Y esta hija de Abraham, a la que Satanás tuvo aprisionada durante dieciocho años, ¿no podía ser librada de sus cadenas el día sábado?".
Al oír estas palabras, todos sus adversarios se llenaron de confusión, pero la multitud se alegraba de las maravillas que él hacía.

COMENTARIO:

  Vemos, en este Evangelio de Lucas, como el Señor aprovecha hasta el día de descanso que tiene, el Sábado, para enseñar en la Sinagoga. No sólo reza, no sólo medita los textos sagrados, sino que aprovecha para transmitir la Palabra e instruir, con su ciencia divina, utilizando un lenguaje, que todos comprenden y conocen: el de los hombres.

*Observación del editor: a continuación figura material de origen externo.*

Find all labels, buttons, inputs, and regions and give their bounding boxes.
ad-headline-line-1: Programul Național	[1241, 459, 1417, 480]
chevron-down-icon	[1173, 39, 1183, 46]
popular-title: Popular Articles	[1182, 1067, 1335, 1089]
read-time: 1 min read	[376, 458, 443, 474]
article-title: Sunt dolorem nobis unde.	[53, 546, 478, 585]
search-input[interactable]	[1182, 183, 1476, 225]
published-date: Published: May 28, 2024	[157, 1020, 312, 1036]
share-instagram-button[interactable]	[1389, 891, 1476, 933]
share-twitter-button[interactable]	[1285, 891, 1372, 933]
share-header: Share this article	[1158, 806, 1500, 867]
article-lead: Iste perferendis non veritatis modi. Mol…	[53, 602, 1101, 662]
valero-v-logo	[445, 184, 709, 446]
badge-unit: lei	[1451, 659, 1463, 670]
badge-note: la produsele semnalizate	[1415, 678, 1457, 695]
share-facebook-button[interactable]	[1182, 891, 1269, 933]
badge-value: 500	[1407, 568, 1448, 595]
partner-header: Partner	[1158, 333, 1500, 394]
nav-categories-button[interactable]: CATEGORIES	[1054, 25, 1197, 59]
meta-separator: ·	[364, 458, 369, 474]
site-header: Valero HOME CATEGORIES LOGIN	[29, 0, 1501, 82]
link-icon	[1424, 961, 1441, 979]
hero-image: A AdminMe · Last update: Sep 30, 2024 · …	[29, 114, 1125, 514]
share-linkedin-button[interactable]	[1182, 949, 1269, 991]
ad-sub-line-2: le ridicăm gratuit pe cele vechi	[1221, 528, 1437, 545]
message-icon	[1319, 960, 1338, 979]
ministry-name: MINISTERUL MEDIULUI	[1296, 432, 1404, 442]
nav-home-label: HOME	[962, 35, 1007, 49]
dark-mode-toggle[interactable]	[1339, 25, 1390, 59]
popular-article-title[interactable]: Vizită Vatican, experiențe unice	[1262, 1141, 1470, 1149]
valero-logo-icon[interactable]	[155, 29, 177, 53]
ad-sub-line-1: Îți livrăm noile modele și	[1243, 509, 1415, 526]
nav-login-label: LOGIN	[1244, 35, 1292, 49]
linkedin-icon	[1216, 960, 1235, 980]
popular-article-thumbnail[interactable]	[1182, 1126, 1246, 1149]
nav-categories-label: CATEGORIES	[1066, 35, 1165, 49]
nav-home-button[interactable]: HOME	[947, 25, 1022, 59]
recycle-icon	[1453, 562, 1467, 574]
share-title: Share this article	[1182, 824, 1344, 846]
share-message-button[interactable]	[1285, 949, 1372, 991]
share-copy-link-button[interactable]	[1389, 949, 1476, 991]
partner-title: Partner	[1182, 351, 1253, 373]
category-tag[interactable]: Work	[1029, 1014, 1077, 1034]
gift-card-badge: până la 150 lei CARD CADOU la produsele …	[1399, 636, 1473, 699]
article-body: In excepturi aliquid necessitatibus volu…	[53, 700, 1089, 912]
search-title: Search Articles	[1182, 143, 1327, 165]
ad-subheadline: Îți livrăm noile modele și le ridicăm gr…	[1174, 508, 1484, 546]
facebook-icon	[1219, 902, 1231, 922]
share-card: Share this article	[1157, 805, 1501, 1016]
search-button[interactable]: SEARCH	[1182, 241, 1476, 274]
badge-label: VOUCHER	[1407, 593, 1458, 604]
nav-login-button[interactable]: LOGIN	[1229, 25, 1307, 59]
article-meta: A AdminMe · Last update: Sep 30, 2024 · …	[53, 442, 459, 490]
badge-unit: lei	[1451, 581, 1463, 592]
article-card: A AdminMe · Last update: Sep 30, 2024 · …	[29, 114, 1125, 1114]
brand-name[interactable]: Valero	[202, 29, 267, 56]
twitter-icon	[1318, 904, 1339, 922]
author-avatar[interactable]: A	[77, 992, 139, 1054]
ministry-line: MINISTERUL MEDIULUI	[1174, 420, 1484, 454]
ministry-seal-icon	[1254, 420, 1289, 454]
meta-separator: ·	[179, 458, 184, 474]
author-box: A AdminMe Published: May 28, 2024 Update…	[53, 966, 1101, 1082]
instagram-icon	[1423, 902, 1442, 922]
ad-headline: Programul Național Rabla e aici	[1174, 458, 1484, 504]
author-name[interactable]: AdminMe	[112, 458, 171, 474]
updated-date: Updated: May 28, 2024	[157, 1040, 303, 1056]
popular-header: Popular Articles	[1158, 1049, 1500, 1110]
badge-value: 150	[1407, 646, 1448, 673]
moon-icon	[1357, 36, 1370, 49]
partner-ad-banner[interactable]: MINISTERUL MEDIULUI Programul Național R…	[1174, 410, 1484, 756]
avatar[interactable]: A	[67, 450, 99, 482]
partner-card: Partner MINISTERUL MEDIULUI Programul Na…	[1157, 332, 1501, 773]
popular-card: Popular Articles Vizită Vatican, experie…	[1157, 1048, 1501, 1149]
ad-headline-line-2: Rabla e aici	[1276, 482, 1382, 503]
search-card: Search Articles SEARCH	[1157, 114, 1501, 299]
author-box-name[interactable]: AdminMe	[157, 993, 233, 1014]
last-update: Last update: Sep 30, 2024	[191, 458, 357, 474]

  Pero mientras está cumpliendo fielmente la voluntad del Padre, observa una mujer que está encorvada por un espíritu maligno. Es, como si el peso de sus pecados, no le dejaran ponerse en la posición erguida, propia de los seres humanos. Y, aunque ella no lo ha pedido, la cura. Porque la misericordia de Jesús es enorme y le duele, en su alma humana, ver cómo –debido al Maligno- está condenada a mirar al suelo, sin poder contemplar las maravillas de Dios. Por eso, sin importarle el qué dirán, ni que ocurrirá después, el Señor la llama y, como ella responde a su llamada, la sana de su enfermedad.

  Lo primero que sucede es que, ante el milagro, aquella persona agradece al Señor su bondad y lo alaba públicamente. Eso es lo que hace la mujer que ha contemplado como el Maestro es incapaz de pasar al lado del sufrimiento, sin corregirlo. Y ese primer punto nos enseña varias cosas a los que, por el Bautismo, hemos sido transformados en fieles discípulos de Cristo: No debemos desentendernos de las circunstancias dolorosas y complicadas, por las que pueda pasar cualquiera de nuestros hermanos. Lo importante no es que podamos hacer mucho o poco, sino que no pasemos indiferentes ante la pena y la aflicción del prójimo. Qué, como decía la Madre Teresa de Calcuta: “nunca nos sea indiferente el encuentro con otra mirada”. Y para eso, justamente, el Señor nos ha recordado en otros textos evangélicos, que cada uno de los que caminan a nuestro lado, son imagen de Dios; aunque, tristemente, el pecado haya desdibujado ese aspecto tan humano y a la vez, tan sobrenatural.

  Jesús nos indica, como siempre, que no hay mayor ni mejor ayuda para nuestro prójimo que, aparte de subsanar sus necesidades materiales, transmitirle la fe, que le permitirá librarse de las cadenas que lo esclavizan a las vejaciones de esta tierra, impidiéndole levantar el vuelo hacia las cosas divinas. Él nos ha enseñado, muchas veces, que junto al pan, hay que dar el alimento del espíritu. Ya que es más peligrosa la muerte del alma, que es eterna, que la del cuerpo, que es temporal. Pero somos una unidad de ambas cosas y, por ello, los cristianos hemos de intentar subsanar las carencias de los demás, en la totalidad del ser.

  Jesús, ante una buena obra, no ha tenido lo que llamamos “respetos humanos”. No le ha importado lo que los demás opinen sino que, muy al contrario, ha aprovechado este hecho para recordar a los que murmuran, que el Sábado ha sido bendecido por Dios y dado al hombre, para que descansara. Por tanto, es un día de alabanza y de alegría; y no hay mayor alabanza y alegría para el Señor, que hacer el bien a los que lo necesitan. Y así vemos como las palabras del Maestro avergüenzan a aquellos que viven en la maldad y, sin embargo, alegran el corazón de las buenas gentes que escuchan los finos razonamientos del Hijo de Dios. Pero no quiero terminar sin recordaros, que el milagro se obró porque aquella mujer enferma desde hacía dieciocho años, no perdió la esperanza y acudió a la llamada de Jesús. Si rezar costara dinero, estoy segura de que lo pagaríamos y lo valoraríamos más ¡Somos así de poca cosa! El Señor nos ha entregado un tesoro, para que elevemos al Padre nuestras plegarias, con la seguridad de que seremos atendidos. ¿A qué estamos esperando? Hemos de hacerlo sin descanso, con esperanza y, sobre todo, con alegría.